The crossbow dropped dropped with his eyes, his gaze ripping away from mine to slam into some other place. As he moved his arm down, a bolt fired wildly, missing me by a hair. I raised a brow and followed its motion, watching it sink into the wall behind me, taking its place with near forty other bolts.
I blinked at the wall, having somehow missed this addition to the decor on my first sweep of the house. "You need to work on your aim, Val."
"You're dead," he whispered. I turned back to him and found him leaning on the crossbow, his shoulders bowed, his knees bent. Leaning in the doorway that I knew would lead me out to the balcony that overlooked the sea, overlooked the beach I had chosen to raise my daughter. The sand that was ground down by the seas that had been my comfort, my base, the only rock I had ever needed. He sunk down to the floor, the floor I had built, the wood I had cut and sanded and he pressed his face against his weapon.
"I'm home," I said, because I was, and because I didn't have anything else to say.
"You," he repeated, "are
dead
."
I shrugged. I didn't really have much more to add. He was right; I was dead, and I was home. These were facts. These things just were.

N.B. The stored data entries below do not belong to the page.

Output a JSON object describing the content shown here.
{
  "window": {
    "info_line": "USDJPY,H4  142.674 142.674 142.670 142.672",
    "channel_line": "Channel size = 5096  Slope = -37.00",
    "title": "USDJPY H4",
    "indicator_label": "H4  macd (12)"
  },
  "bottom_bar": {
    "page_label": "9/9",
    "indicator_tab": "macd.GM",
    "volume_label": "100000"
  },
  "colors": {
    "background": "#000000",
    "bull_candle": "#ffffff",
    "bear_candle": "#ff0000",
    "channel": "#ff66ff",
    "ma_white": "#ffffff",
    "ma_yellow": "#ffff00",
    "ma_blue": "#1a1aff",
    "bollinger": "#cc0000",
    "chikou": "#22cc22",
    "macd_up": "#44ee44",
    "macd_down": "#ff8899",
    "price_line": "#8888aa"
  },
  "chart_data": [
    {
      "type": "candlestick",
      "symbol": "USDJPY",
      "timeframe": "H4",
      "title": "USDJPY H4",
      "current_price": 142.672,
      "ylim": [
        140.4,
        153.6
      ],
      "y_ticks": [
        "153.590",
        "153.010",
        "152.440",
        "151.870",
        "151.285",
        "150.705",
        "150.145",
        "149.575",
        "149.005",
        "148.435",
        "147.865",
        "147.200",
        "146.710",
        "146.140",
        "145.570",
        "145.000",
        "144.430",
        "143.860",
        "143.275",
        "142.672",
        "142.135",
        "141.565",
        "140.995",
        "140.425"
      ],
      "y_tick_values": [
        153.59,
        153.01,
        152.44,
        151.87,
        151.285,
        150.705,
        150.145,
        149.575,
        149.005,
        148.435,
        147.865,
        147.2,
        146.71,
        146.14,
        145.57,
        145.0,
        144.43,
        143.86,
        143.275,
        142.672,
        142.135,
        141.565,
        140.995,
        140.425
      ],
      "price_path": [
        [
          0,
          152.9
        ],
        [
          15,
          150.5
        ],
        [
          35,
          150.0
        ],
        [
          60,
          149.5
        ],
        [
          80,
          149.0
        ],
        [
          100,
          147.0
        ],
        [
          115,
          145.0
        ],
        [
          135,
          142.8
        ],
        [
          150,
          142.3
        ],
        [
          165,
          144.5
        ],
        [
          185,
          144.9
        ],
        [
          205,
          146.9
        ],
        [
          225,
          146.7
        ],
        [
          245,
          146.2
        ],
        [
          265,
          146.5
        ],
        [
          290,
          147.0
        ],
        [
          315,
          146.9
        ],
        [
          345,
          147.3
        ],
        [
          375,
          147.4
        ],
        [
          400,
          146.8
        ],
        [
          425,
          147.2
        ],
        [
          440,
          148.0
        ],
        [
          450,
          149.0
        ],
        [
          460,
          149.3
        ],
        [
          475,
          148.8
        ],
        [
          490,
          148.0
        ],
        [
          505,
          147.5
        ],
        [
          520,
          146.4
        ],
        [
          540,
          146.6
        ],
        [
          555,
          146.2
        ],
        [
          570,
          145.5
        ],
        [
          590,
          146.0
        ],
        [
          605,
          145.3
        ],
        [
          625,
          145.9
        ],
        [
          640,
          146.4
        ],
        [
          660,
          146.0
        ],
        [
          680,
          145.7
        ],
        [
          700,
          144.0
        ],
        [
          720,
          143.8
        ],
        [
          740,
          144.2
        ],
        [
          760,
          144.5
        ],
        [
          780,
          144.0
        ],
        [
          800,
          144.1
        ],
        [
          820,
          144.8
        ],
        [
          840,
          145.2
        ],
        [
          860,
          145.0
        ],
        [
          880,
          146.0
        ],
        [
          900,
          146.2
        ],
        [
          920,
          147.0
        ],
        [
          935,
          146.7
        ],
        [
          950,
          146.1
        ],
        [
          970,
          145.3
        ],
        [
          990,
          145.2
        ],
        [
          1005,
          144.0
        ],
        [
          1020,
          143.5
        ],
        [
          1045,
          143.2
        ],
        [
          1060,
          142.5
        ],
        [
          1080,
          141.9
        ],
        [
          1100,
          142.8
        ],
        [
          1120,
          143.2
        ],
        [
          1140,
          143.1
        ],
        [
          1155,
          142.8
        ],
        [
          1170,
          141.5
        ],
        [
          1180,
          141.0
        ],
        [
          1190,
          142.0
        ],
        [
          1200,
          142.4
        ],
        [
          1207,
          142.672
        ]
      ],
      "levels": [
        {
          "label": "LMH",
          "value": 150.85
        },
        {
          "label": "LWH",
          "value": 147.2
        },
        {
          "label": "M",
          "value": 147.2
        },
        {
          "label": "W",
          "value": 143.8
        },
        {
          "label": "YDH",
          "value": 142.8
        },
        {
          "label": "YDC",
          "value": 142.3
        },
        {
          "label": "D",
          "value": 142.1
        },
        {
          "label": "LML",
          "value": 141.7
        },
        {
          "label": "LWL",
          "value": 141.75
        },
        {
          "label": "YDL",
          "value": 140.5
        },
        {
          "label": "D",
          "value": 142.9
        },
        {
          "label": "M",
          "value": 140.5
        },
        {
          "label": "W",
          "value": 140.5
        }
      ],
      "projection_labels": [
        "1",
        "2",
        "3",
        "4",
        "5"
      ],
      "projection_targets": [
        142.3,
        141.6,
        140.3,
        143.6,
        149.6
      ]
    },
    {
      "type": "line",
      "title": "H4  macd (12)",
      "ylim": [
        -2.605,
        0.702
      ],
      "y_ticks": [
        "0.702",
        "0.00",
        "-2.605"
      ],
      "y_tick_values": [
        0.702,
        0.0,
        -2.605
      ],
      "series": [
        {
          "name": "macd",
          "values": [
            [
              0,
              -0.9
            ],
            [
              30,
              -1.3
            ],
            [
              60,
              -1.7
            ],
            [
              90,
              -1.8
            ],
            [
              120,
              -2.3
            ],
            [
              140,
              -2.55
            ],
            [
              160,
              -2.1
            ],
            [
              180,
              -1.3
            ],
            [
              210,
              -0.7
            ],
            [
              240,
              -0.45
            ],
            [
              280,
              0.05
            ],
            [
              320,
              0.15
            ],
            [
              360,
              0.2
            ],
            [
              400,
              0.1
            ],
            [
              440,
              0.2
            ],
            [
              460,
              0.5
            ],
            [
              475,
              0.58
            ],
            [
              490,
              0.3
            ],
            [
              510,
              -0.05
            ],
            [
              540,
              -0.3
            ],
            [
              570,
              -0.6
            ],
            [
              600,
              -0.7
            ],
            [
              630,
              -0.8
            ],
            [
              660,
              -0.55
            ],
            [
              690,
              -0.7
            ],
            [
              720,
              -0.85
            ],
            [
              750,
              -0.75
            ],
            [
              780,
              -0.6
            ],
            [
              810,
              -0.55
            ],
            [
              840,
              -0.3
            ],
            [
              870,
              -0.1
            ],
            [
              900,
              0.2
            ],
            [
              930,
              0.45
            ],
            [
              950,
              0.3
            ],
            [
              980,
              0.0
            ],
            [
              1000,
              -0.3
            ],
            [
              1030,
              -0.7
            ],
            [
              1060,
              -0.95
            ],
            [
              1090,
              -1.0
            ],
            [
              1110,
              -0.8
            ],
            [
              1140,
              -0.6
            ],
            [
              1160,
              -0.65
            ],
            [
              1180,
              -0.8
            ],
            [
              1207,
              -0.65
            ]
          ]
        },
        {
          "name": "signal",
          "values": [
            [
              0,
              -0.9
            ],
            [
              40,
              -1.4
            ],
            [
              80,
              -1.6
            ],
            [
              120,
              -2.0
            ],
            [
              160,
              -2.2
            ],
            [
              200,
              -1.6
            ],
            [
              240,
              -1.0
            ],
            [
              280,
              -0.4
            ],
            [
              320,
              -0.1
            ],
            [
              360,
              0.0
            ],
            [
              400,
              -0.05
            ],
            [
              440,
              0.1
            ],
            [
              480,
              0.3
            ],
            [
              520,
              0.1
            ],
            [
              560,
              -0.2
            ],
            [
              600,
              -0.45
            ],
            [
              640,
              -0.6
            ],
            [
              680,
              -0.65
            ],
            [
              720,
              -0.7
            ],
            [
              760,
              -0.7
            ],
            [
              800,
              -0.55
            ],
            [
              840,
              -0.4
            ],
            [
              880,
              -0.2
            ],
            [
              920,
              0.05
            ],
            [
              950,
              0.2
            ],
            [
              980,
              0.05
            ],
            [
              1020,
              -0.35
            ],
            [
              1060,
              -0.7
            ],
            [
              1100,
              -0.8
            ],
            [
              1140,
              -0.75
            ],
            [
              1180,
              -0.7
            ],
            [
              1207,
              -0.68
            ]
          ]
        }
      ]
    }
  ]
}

But facts were hard, sometimes. And I had lived this, and had watched it all unfold, but Val had lived a very different reality, a much different life. If facts were stars, he had been sitting in a different part of the world - the constellations that I thought were so clear had never even made it to his eyes. "The sea mourned for you." His gaze still wasn't on me, it was on the floor, or maybe on the past. Maybe on stars that didn't line up like he'd always believed. "I mourned for you."